Hermione didn't understand. She'd thought Tom Marvolo Riddle had nothing inside him. As much as she reasoned with him, spoke with him like she'd speak to a normal person, she'd thought - no, known - that he was emotionally empty, psychopathic, a power-obsessed shell. But now it was like she could see every one of his actions since he'd strode into the Chamber in 1998, every tiny action lined up in a row: the healing of her broken leg not an hour ago; the calm way he'd spoken with her in the headquarters of Merlin's Order; his manic despair during the time they'd shared in the Crown; the way he'd stewed over the possibility of infinity up to the moment of battle in the Palace of Westminster. And there was something more behind that than power. Something more than madness and cruelty. There was in him a fervor beyond ferocity, a thirst for something that could make up for all he felt he'd been cheated of, a hunger for knowledge and for human gravity and for true everlasting importance. More than all this, there was in him a deep and brittle need to shove the world's inhabitants away as quickly as possible so that they could not see, so that they could not know.
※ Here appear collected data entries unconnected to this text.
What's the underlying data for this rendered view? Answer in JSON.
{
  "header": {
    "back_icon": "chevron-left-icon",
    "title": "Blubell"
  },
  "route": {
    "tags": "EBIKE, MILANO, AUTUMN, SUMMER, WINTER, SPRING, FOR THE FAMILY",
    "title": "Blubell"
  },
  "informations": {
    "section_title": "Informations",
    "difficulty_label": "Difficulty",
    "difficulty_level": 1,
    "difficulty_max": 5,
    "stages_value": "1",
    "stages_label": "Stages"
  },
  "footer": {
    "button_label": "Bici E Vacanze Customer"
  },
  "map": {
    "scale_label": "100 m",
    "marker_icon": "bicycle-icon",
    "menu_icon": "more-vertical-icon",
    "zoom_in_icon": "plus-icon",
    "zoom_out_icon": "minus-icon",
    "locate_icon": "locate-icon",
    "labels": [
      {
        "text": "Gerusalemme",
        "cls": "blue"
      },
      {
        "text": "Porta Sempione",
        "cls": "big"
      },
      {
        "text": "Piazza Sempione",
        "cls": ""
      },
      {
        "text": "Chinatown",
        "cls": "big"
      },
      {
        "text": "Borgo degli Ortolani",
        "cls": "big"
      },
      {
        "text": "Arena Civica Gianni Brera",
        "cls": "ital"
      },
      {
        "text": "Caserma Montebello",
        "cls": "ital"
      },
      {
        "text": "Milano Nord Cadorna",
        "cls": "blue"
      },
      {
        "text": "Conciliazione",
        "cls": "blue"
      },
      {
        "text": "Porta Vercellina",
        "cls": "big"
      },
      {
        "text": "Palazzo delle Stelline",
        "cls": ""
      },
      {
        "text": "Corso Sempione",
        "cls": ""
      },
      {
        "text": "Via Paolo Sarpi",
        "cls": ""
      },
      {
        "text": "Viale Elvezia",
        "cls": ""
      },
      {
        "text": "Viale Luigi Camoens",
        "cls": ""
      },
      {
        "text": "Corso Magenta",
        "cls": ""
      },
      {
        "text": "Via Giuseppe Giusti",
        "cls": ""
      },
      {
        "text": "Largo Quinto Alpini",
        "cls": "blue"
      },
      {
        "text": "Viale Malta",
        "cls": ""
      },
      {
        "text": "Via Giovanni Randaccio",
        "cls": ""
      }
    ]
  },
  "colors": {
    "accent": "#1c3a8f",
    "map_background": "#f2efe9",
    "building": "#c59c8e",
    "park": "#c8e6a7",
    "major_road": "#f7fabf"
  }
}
"1998," she said vaguely, forcing the image of the Chamber to the forefront of her mind. "The Chamber of Secrets."
He inclined his head in the tiniest of nods, bringing his face that much closer to hers.
She was suddenly all too aware of the warmth of his skin, separated from her hand by only the thin layer of his shirt. He did not feel empty. He felt human. An illusion? A deception?
She drew the Timeglass from her pocket and held it up. It slipped from her sleeve into her hand, and his hand wrapped over and around hers, and they left the sea of blood far behind.
"Emptiness which is conceptually liable to be mistaken for sheer nothingness is in fact the reservoir of infinite possibilities."
- D.T. Suzuki
hermione and tom awkward-ing it up in space awyeah space.